The city is divided into  9 transit zones that radiate out from the city center, with Zone 1 in the middle and Zone 9 at the outer edge of the city. Costs for public transport depend on which transit zones you start and end in.

Travel is managed through the Oyster card which you swipe at a turnstile to enter and exit train stations and buses. You can pay as you go or get weekly, monthly, or annual discounts if you’ll be commuting to the same location each week. Each duration offers a different discount level, with longer durations (i.e. an annual pass) offering the largest discount. An annual pass can range from £972 all the way up to £3,048 depending which zones you’re traveling to and from.

Owning a car in London is certainly not necessary in most parts of the city and many recommend against it: traffic is horrible, parking is difficult, and an £11.50  congestion fee is charged for any vehicles entering central London during business hours on Monday-Friday.

With that said, there are some parts of the city farther out from the center that don’t have great public transit options where a car will make life easier.



For each London neighborhood you’ll see a Transit rating and a Walkability rating. The Transit rating tells you how good and reliable public transportation options are in that neighborhood.
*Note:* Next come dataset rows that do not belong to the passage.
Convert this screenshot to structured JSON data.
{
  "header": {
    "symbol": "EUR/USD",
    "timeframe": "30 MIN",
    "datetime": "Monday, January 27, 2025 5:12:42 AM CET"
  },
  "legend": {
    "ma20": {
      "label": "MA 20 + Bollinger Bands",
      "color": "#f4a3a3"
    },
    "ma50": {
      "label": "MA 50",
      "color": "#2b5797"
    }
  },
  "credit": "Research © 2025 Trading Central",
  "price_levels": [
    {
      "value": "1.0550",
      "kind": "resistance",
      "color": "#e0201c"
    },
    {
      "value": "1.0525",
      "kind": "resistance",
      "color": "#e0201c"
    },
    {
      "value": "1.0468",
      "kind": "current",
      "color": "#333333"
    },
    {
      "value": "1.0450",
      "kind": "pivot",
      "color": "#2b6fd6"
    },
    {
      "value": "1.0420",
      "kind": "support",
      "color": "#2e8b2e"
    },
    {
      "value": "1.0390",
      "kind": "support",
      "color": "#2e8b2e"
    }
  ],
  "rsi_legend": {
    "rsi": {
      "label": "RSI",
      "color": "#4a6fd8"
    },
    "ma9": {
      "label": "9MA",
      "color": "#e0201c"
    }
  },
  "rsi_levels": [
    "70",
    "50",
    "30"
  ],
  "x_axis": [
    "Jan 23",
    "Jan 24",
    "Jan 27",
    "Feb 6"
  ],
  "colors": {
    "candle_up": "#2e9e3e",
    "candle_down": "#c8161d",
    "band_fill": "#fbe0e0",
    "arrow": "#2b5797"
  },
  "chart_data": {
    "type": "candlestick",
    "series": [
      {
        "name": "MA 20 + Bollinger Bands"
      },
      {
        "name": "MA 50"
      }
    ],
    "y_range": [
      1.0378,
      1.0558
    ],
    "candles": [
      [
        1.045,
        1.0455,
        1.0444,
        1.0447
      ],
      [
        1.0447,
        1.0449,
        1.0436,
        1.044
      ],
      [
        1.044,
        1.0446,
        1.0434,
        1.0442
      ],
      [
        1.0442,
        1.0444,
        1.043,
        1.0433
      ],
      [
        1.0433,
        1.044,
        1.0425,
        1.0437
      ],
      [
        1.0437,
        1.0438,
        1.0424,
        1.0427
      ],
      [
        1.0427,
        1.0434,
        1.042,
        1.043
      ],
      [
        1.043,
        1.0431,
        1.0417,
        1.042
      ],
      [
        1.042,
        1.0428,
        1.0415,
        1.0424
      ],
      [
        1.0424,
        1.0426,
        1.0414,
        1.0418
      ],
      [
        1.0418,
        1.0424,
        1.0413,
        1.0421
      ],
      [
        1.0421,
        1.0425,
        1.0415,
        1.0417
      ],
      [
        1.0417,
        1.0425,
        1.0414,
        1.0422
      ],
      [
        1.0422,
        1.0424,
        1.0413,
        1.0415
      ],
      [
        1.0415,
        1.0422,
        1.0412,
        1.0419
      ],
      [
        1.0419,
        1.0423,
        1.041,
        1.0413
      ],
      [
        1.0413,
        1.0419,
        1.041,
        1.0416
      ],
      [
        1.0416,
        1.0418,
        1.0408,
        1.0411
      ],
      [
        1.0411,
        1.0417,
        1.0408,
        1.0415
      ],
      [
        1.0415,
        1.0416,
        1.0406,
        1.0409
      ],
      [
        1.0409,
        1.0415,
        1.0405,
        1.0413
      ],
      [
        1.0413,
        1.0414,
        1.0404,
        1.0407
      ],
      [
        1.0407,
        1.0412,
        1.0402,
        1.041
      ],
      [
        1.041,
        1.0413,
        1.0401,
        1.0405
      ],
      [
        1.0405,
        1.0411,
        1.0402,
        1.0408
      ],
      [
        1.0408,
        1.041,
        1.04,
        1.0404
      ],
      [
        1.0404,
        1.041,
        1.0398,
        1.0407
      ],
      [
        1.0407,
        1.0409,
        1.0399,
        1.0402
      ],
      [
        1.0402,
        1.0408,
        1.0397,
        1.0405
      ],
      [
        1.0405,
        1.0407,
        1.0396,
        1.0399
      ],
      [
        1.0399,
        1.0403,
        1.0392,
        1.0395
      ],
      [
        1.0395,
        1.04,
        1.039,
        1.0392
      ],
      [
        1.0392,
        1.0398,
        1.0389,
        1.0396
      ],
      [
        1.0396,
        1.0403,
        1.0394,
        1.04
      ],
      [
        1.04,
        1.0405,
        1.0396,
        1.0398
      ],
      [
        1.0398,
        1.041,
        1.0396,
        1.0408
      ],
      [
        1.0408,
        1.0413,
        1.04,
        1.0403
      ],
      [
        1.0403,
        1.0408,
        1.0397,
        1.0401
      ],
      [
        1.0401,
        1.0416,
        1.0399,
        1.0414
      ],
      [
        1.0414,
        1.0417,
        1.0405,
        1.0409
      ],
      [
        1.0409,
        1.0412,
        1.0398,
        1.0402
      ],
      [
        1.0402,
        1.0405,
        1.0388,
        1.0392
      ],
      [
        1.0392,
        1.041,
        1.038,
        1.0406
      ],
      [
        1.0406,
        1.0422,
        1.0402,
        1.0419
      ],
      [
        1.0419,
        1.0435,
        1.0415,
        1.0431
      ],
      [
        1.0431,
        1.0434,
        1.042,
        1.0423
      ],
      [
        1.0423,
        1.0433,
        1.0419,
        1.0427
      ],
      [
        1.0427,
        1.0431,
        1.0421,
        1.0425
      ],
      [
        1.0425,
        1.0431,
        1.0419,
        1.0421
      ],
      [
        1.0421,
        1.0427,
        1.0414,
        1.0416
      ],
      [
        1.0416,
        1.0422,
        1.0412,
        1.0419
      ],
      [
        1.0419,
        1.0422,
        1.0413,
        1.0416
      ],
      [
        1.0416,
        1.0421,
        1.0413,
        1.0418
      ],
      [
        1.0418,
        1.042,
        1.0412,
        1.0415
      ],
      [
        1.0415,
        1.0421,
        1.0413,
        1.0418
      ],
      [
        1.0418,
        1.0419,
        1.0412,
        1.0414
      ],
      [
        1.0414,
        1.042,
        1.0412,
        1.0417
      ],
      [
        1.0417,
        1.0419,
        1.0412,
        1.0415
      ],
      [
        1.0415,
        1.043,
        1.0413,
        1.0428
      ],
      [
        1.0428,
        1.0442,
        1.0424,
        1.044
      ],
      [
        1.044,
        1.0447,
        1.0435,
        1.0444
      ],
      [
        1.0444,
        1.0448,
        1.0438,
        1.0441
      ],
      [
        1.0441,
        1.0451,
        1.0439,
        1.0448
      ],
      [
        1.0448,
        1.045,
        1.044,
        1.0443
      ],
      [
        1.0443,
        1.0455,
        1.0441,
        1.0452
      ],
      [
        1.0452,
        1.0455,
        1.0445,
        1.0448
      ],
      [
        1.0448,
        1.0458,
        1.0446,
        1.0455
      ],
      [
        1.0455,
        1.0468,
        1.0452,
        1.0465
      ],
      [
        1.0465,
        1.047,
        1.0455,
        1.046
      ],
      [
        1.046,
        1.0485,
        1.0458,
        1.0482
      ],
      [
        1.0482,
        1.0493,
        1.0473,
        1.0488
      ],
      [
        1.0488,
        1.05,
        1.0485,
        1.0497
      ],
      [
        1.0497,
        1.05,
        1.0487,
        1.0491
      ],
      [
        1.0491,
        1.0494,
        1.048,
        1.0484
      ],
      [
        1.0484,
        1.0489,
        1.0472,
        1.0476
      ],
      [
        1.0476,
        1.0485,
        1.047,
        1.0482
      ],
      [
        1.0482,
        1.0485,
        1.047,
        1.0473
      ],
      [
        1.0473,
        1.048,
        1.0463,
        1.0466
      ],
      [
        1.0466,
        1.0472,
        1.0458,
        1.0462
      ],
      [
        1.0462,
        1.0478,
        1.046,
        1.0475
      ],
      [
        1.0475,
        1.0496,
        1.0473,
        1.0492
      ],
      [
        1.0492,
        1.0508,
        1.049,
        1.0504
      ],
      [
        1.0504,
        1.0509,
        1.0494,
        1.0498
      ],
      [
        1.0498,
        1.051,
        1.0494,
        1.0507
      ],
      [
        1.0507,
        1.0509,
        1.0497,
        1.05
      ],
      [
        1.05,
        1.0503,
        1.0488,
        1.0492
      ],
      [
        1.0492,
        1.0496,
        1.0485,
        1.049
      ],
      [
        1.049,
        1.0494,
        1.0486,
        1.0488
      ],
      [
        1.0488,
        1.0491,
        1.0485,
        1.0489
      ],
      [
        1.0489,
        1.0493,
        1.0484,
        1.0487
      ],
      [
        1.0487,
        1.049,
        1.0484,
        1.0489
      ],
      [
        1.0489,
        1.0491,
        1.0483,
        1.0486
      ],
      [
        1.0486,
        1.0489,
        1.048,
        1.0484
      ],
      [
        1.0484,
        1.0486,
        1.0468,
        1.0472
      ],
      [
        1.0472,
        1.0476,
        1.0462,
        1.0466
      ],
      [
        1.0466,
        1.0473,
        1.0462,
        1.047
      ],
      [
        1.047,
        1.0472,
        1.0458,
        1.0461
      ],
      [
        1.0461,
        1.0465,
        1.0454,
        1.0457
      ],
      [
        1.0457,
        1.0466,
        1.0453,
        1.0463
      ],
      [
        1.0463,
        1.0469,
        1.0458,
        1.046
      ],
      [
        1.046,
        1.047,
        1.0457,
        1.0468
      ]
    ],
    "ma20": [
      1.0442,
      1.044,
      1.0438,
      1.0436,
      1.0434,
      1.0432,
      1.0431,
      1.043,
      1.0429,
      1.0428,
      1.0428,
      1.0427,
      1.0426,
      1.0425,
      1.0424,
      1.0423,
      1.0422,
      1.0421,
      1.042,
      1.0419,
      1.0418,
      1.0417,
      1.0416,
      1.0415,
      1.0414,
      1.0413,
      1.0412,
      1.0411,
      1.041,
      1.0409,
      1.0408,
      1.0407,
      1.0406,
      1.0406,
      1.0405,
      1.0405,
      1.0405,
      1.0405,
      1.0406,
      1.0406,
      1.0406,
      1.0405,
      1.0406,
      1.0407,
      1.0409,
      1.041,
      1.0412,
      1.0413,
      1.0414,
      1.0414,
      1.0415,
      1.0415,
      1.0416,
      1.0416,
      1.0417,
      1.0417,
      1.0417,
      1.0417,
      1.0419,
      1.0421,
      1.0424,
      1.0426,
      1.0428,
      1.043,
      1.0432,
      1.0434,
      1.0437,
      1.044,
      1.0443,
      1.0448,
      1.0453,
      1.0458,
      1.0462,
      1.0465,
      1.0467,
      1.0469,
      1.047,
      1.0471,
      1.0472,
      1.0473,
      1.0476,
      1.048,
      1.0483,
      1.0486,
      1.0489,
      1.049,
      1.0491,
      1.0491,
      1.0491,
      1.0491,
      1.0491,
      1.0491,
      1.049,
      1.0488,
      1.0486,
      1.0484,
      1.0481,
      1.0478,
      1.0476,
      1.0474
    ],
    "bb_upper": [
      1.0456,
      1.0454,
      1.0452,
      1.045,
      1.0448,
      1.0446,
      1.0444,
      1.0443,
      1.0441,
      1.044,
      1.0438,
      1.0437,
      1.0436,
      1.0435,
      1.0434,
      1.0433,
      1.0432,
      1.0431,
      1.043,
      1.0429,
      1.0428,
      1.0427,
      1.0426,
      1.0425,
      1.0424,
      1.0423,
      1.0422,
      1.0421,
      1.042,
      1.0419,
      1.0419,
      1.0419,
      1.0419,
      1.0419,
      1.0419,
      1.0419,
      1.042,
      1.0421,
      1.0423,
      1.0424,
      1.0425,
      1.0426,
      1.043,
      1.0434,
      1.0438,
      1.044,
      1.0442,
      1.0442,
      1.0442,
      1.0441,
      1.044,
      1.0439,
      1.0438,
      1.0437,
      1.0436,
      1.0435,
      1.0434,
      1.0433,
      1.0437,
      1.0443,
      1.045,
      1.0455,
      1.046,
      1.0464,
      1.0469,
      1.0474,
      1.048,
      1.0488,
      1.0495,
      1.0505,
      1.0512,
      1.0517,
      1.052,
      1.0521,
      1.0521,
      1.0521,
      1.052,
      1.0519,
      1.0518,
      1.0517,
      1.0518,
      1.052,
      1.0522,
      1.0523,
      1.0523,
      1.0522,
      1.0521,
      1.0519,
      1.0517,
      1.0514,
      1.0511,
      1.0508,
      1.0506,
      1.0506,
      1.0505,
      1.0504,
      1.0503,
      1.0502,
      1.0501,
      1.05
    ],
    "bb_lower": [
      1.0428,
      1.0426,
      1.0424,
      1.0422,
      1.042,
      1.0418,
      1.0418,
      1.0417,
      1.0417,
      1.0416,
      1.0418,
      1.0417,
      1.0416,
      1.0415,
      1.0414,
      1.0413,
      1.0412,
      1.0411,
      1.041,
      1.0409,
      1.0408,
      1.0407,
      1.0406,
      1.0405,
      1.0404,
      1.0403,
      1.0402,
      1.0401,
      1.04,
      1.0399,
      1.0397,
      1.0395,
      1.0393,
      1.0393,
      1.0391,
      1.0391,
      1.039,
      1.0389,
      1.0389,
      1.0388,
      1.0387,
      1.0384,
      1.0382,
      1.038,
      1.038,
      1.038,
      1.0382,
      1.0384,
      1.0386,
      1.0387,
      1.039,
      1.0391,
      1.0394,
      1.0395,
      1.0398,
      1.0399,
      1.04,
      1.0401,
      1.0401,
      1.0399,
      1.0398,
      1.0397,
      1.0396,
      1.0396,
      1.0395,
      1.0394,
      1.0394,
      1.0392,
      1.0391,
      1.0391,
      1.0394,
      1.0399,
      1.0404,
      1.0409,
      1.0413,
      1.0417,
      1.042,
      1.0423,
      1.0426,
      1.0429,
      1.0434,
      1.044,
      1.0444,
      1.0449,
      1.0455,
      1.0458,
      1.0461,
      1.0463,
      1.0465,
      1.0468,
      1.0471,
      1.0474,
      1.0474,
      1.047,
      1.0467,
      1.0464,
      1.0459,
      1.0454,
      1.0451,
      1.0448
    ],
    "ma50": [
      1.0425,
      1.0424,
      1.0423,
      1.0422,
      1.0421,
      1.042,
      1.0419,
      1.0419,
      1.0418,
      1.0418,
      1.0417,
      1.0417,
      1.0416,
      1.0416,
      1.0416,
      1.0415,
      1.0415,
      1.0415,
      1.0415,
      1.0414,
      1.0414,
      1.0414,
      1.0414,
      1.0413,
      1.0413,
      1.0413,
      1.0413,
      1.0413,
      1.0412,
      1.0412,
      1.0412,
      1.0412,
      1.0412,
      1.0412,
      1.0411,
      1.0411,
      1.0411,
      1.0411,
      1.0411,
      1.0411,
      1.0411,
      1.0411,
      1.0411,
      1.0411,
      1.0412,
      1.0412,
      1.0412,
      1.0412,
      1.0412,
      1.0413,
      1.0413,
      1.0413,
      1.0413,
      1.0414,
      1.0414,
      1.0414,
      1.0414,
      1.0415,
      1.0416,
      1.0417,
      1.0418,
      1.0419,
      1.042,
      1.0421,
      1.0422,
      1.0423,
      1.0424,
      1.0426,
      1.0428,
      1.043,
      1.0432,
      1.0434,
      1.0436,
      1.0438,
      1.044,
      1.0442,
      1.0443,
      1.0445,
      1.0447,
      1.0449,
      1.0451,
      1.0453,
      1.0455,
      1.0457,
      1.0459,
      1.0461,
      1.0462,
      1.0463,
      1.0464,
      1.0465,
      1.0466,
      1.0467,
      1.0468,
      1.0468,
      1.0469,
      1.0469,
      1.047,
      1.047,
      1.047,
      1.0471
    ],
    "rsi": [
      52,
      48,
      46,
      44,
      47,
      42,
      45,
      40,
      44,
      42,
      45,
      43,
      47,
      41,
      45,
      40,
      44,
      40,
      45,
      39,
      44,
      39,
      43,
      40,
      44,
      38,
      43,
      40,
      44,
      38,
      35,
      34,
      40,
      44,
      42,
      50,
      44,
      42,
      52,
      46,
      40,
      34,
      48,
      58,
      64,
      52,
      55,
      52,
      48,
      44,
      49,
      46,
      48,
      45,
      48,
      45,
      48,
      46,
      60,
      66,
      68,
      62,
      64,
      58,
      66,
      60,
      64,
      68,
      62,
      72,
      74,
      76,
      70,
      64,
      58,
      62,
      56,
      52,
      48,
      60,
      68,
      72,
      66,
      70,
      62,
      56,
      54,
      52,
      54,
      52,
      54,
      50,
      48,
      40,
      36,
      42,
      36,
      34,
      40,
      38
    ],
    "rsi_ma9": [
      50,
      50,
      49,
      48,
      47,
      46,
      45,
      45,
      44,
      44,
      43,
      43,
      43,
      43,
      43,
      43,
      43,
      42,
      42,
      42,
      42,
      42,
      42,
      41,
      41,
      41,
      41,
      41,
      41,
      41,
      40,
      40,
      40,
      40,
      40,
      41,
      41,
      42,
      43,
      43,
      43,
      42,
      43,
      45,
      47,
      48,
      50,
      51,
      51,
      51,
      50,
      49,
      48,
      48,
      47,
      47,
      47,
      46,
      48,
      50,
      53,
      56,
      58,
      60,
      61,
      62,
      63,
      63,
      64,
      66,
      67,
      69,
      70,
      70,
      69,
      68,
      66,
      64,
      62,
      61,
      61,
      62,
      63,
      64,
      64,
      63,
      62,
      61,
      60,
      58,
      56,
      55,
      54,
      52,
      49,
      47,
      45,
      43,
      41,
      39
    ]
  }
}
The Walkability rating tells you how many local amenities (shops, restaurants, fitness options, etc.) you can walk to in that neighborhood. 

Transit Ratings

  • Excellent: Public transit options in the neighborhood, such as buses and trains, are frequent and reliable and the neighborhood is served by more than one transit option. Having a car is not needed.
  • Good: The neighborhood is only served by one type of transit but the service is frequent and reliable. Having a car is not needed for local activities.
  • Average: A public transportation option is available but the frequency and reliability are not sufficient to rely on for daily needs, or many residents have a long walk to reach transit. Having a car is a good idea.
  • Poor: The neighborhood has very limited or no access to public transit and providing your own transportation via a car or bike is necessary. Having a car is required.


Walkability Ratings

  • Excellent: You can walk to every type of local amenity: shopping, dining, fitness options, grocery stores, and more, and have a good selection of choices for those categories.
  • Good: You can walk to most local amenities though you may have limited choices in some categories.
  • Average: You can walk to a limited number of amenities but will have to go elsewhere to have all your needs covered.
  • Poor: There are very few or no amenities you can walk to; you’ll have to go elsewhere for most needs.